For Tijerina, success on the court starts with having the right mentality, being confident in yourself and supporting your teammates. She wasn’t named the starting libero when the season began, but that didn’t affect her attitude. She welcomed the healthy competition between her and the graduate student defensive specialist Sydney Schoen for the libero role and credited their relationship for her and the team’s success.

“Sydney and I are really close. We are roommates and we support each other. If we change roles, it’s like, ‘I got you here and you got me there,'” Tijerina said. “That’s the most important thing on the court and on a team. You can’t be jealous if you’re competing with someone else. You should push yourself to be better and if someone is better than you, you need to just support and put in your effort.”

Tijerina impressed the coaching staff with stellar defense at the first tournament of the season. Her play earned her the opportunity to be UTRGV’s libero at the second tournament, Louisiana’s Sawyer Camillo Memorial Classic, and she responded by earning a spot on the All-Tournament Team. Regardless of what role she takes in a match, Tijerina simply sets out to give it her all.

“I don’t like to finish a game and think, ‘I could have done this better. I could’ve done more.’ Sometimes it’s going to be like that, but you have to always push yourself,” Tijerina said. “Throughout the season I’ve been putting all effort. I feel confident on the court. Practicing every day and having good competition with my teammates, that makes me feel like I’m getting on another level.”

Tijerina gets that all-out mentality from her family. She grew up playing volleyball with her sisters and cousins, being coached by her dad at his volleyball club in Matamoros. Her grandparents are at every home match and her parents watch every game from Mexico. She always has text messages from them waiting for her after a match that they send while she’s playing, sometimes telling her things to correct and often praising the job she’s doing.

“I grew up in an environment where you have to be tough, have a good mentality and always stay positive. You have to be a respectful player, disciplined player. It has helped me to grow a lot as an athlete,” Tijerina said. “That support from my family has always been there. I can feel it on the court. I know they’re watching me. I feel very, very proud to represent my family, and they always tell me that they’re proud of me .”

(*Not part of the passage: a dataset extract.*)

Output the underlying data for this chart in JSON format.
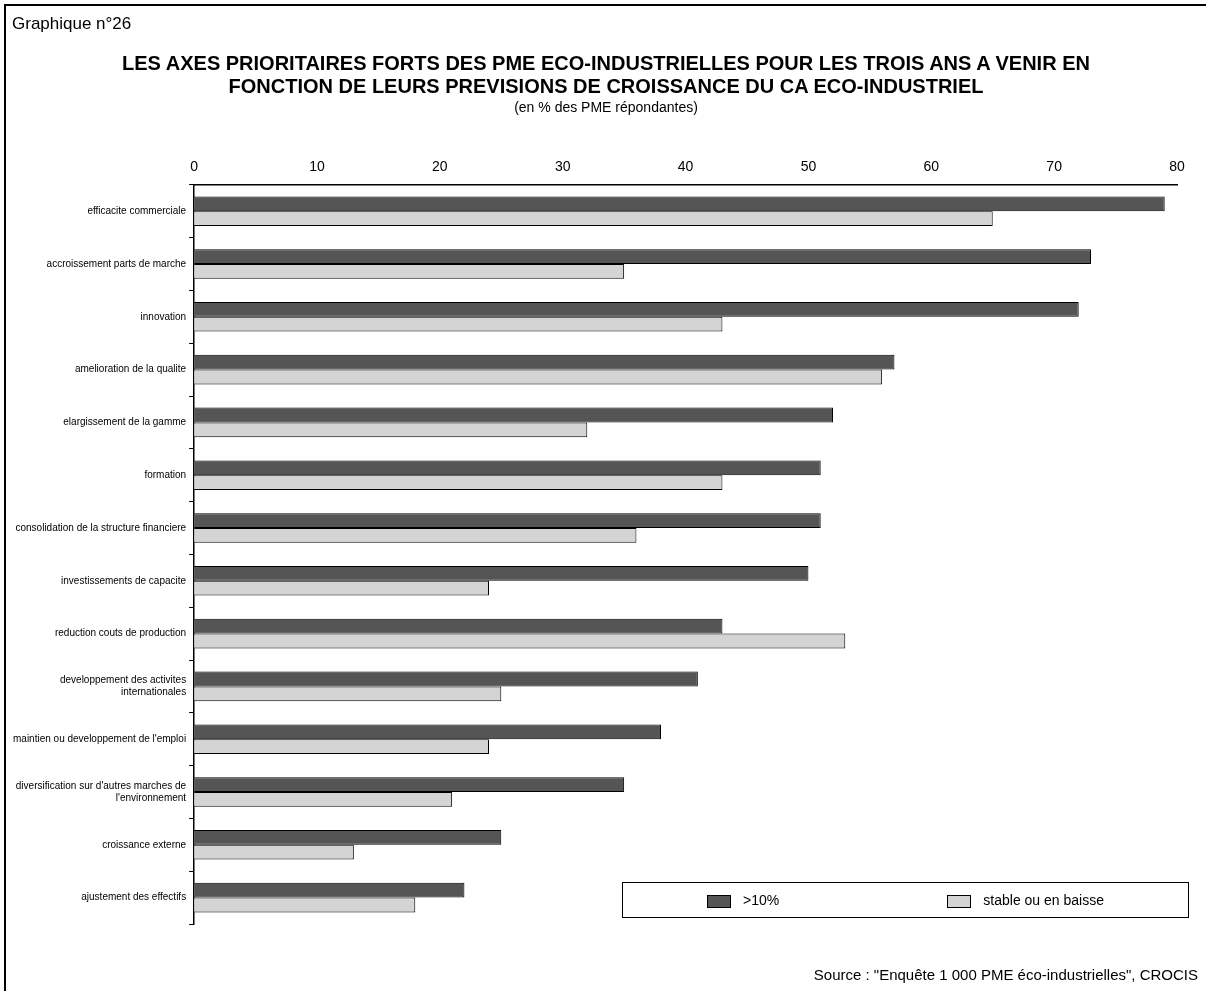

On Friday, Tijerina and the Vaqueros will take on Houston Christian at 7 pm at the UTRGV Fieldhouse in the first round of the Women’s National Invitational Volleyball Championship (NIVC). She’s glad to have another opportunity to play in front of the home fans and positively impact the program and those watching it.

“We’re very excited about hosting the first two rounds of the NIVC here. We love the support, with the fans and the band and the cheerleaders and the dancers. It motivates us to win. We’re really grateful and we’re ready,” Tijerina said.